The Scouting Meeting is a feature that will run throughout the 2024-25 season, written by Scott Harris, a former director of scouting operations for the Colorado Avalanche and New Jersey Devils and scouting coordinator for the Columbus Blue Jackets.
In his latest piece, he writes about his experiences at the annual NHL Scouting Combine.
During my 17 years in the NHL, with 15 of those directly tied to the draft process, the NHL Scouting Combine always has stood out as a pivotal moment. What began for me as a role centered on information gathering evolved into a deeper involvement, eventually directing draft preparation and decision-making. It was at the combine where that evolution became most visible.
The combine is more than just a fitness test or prospect interview. It's where preparation meets performance, and where every area of the hockey operations group converges. Management, amateur scouts, sports performance professionals, psychologists, medical staff, strength and conditioning coaches all gather in one place with a single goal: to learn everything they can about the top prospects eligible for the upcoming NHL draft.
It's an environment that tests not just the athletes' bodies, but also their mind, character, and presence. Behind the scenes, months and often years of scouting come together with the personal and professional evaluation of each player.
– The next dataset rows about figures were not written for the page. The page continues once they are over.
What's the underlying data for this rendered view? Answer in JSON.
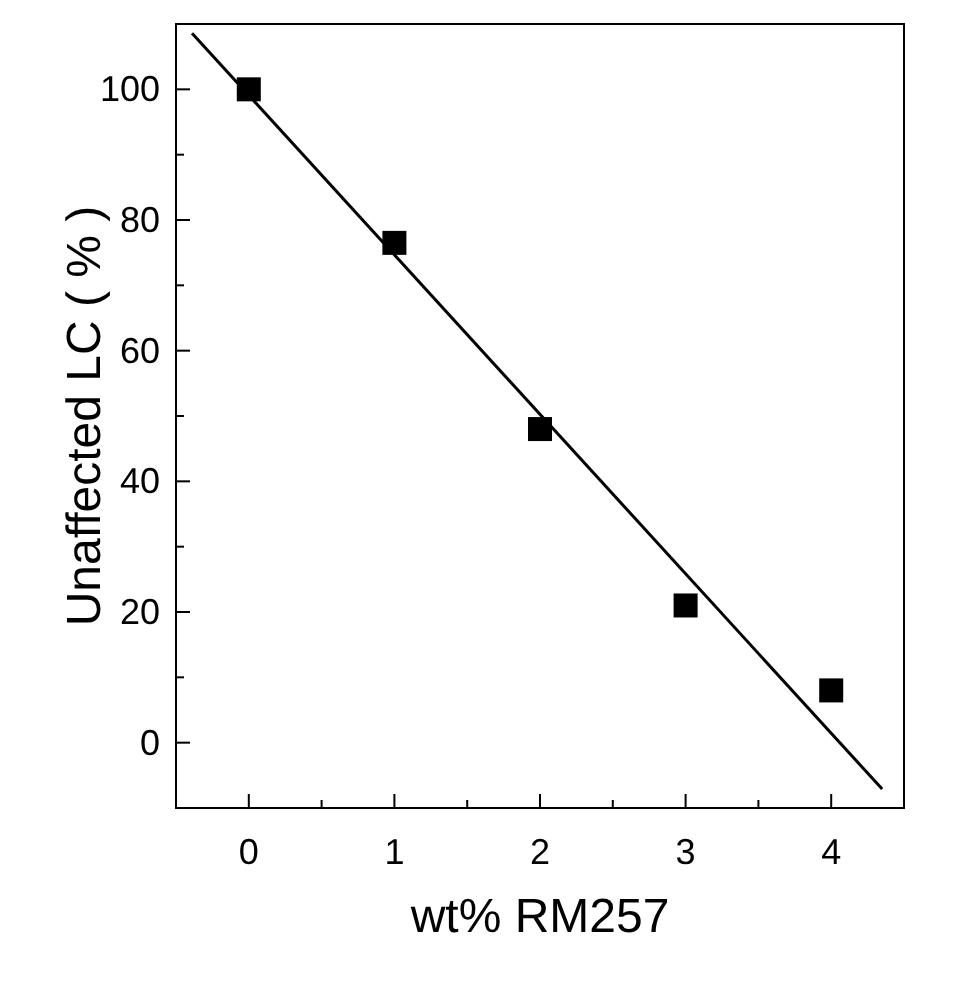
{
  "chart_data": {
    "type": "scatter",
    "xlabel": "wt% RM257",
    "ylabel": "Unaffected LC ( % )",
    "x": [
      0,
      1,
      2,
      3,
      4
    ],
    "series": [
      {
        "color": "#000000",
        "values": [
          100,
          76.5,
          48,
          21,
          8
        ],
        "marker": "square"
      },
      {
        "type": "line",
        "color": "#000000",
        "x": [
          -0.39,
          4.35
        ],
        "values": [
          108.6,
          -7.1
        ]
      }
    ],
    "xlim": [
      -0.5,
      4.5
    ],
    "ylim": [
      -10,
      110
    ],
    "xticks": [
      {
        "value": -0.5,
        "label": null
      },
      0,
      {
        "value": 0.5,
        "label": null
      },
      1,
      {
        "value": 1.5,
        "label": null
      },
      2,
      {
        "value": 2.5,
        "label": null
      },
      3,
      {
        "value": 3.5,
        "label": null
      },
      4
    ],
    "yticks": [
      0,
      {
        "value": 10,
        "label": null
      },
      20,
      {
        "value": 30,
        "label": null
      },
      40,
      {
        "value": 50,
        "label": null
      },
      60,
      {
        "value": 70,
        "label": null
      },
      80,
      {
        "value": 90,
        "label": null
      },
      100
    ],
    "grid": false
  }
}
The interviews allow clubs to dig into a player's background, values and mindset, while the fitness testing lets them see how players physically project into the NHL level. Every word, every lift, every answer adds to that projection.
The combine is another checkpoint in the list-building and decision-making process of selecting a draft prospect. It can be where beliefs either are affirmed or questioned. It's where front offices seek clarity and confidence of the players as well as their staffs, heading into one of the most important events on the hockey calendar.
Rather than getting caught up in the minutiae of each draft year, I'd rather focus on snapshots of moments that stuck with me, whether they be key players, reactions, moments in time, or real-time glimpses of future NHL stars showing who they were before the rest of the world saw it.
Taylor vs. Tyler
With 2010 being the first combine that I attended, I got firsthand experience of not just the value of the combine process, but the spectacle it can produce. That year, the Taylor Hall vs. Tyler Seguin debate was front and center. As a young NHL scouting coordinator, just being in the forwards' presence -- riding the elevator with them, watching the media buzz around them -- reminded me of the pressure these young players face. It was a front-row seat to hockey's future unfolding in real time.